US 12,287,843 B2
	Systems and methods of instructions to accelerate multiplication of sparse matrices using bitmasks that identify non-zero elements
Dan Baum, Haifa (IL); Chen Koren, Hadera (IL); Elmoustapha Ould-Ahmed-Vall, Chandler, AZ (US); Michael Espig, Newberg, OR (US); Christopher J. Hughes, Santa Clara, CA (US); Raanan Sade, Kibutz Sarid (IL); Robert Valentine, Kiryat Tivon (IL); Mark J. Charney, Lexington, MA (US); and Alexander F. Heinecke, San Jose, CA (US)
Assigned to Intel Corporation, Santa Clara, CA (US)
Filed by Intel Corporation, Santa Clara, CA (US)
Filed on Nov. 6, 2023, as Appl. No. 18/502,291.
Application 18/502,291 is a continuation of application No. 17/485,055, filed on Sep. 24, 2021, granted, now 11,847,185.
Application 17/485,055 is a continuation of application No. 16/234,374, filed on Dec. 27, 2018, abandoned.
Prior Publication US 2024/0078285 A1, Mar. 7, 2024
This patent is subject to a terminal disclaimer.
Int. Cl.
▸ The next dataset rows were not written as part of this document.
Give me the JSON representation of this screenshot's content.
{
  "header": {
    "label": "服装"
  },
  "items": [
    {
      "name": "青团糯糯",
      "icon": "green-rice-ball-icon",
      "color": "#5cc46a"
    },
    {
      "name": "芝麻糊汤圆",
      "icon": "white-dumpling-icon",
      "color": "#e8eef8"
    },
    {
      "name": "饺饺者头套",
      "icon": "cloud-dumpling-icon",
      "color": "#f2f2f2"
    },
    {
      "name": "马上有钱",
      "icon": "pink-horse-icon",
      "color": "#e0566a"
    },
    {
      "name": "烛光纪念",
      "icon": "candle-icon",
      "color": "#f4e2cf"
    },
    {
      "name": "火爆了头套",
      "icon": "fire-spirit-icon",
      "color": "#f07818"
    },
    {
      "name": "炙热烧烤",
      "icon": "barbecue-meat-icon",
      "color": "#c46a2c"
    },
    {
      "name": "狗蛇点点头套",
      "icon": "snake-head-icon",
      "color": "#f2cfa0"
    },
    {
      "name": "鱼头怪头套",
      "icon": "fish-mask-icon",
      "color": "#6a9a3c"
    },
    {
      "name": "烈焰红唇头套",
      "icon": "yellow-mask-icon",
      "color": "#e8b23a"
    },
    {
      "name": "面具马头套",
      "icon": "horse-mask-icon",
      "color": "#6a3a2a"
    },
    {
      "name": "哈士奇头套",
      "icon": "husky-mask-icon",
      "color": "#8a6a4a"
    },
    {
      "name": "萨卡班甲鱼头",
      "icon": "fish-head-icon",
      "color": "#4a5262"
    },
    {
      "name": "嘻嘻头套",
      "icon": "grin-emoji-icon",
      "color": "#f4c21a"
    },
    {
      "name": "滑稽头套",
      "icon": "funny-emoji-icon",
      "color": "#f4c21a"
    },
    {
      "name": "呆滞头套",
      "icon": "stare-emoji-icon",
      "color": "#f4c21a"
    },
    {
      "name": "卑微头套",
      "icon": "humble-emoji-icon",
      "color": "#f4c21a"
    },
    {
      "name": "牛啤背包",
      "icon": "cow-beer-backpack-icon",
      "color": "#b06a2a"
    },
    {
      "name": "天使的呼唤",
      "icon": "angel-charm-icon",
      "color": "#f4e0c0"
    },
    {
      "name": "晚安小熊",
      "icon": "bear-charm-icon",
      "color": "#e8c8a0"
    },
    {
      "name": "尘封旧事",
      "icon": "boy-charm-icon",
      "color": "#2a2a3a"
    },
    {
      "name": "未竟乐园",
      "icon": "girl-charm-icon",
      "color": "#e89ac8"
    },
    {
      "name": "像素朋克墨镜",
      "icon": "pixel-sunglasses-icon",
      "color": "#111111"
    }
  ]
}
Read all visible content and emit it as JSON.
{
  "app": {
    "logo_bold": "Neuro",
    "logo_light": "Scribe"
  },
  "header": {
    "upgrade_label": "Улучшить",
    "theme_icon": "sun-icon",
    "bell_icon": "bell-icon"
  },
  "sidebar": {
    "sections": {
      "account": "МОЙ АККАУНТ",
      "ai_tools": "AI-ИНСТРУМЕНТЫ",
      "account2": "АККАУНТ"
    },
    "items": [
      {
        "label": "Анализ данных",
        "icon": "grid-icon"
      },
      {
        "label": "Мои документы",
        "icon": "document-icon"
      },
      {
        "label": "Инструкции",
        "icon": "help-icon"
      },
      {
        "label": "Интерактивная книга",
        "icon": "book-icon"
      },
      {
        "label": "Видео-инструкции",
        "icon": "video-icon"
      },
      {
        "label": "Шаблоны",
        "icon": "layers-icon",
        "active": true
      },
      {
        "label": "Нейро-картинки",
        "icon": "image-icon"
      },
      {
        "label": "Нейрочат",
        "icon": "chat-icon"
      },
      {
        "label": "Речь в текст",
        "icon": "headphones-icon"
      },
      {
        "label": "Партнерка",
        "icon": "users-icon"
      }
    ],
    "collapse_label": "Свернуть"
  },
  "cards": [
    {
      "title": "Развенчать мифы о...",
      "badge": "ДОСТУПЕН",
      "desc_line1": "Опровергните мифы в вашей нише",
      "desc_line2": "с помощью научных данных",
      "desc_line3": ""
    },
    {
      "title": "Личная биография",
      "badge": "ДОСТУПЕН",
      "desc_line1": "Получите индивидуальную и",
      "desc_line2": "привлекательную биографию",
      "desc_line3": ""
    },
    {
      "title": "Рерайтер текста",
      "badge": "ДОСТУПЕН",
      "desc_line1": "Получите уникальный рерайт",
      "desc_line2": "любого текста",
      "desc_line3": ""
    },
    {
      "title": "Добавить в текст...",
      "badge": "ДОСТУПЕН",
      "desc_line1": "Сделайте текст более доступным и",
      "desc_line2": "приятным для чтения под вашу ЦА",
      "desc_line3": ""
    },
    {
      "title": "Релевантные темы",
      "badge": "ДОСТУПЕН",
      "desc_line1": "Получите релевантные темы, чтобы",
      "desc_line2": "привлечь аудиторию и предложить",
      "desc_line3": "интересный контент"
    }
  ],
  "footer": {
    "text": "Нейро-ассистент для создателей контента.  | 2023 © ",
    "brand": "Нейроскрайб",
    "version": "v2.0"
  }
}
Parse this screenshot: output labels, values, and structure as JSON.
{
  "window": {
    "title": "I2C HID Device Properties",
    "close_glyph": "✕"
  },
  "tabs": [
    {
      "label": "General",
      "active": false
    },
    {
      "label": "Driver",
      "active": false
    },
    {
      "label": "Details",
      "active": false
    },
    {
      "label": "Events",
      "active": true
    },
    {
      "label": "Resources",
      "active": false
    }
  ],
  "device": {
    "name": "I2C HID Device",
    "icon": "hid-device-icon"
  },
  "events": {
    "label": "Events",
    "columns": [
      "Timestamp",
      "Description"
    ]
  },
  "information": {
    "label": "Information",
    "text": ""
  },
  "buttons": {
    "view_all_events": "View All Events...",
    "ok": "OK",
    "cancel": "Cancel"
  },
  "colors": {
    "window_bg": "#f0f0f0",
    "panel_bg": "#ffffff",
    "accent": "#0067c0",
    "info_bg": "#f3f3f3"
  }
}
G06F 9/30 (2018.01); G06F 9/38 (2018.01); G06F 17/16 (2006.01)

CPC G06F 17/16 (2013.01) [G06F 9/3001 (2013.01); G06F 9/30101 (2013.01); G06F 9/3016 (2013.01); G06F 9/3802 (2013.01); G06F 9/3836 (2013.01); G06F 9/3893 (2013.01)]

20 Claims

1. An apparatus comprising:

a cache; and

a graphics processing unit coupled to the cache, wherein the graphics processing unit comprises:

a first register to store elements from a first matrix that has zero and non-zero values in a compressed format,

a second register to store elements from a second matrix,

a scheduler circuit to schedule an instruction for execution, the instruction comprising fields to specify the first register, the second register, an accumulation matrix, a destination matrix, indications of a logical matrix position of the elements in at least the first matrix in a non-compressed format, and an opcode to indicate the instruction is a sparse matrix instruction and that execution circuitry including a processing engine is to select a proper subset of elements of the second register from the second matrix as an input into a multiply-accumulator circuit of the processing engine based on the indications, multiply the elements from the first matrix with corresponding elements of the proper subset of elements of the second matrix to generate products, accumulate the products with corresponding elements of the accumulation matrix to produce sums, and store the sums in corresponding elements of the destination matrix, and

the execution circuitry, including the processing engine, to execute the instruction according to the opcode,

wherein the first matrix has M rows by K columns, the second matrix has K rows by N columns, the accumulation matrix has M rows by N columns, and the instruction includes a suffix to the opcode that when set to a first value is to explicitly specify a first set of K, M, and N values, and when set to a different second value is to explicitly specify a different second set of K, M, and N values.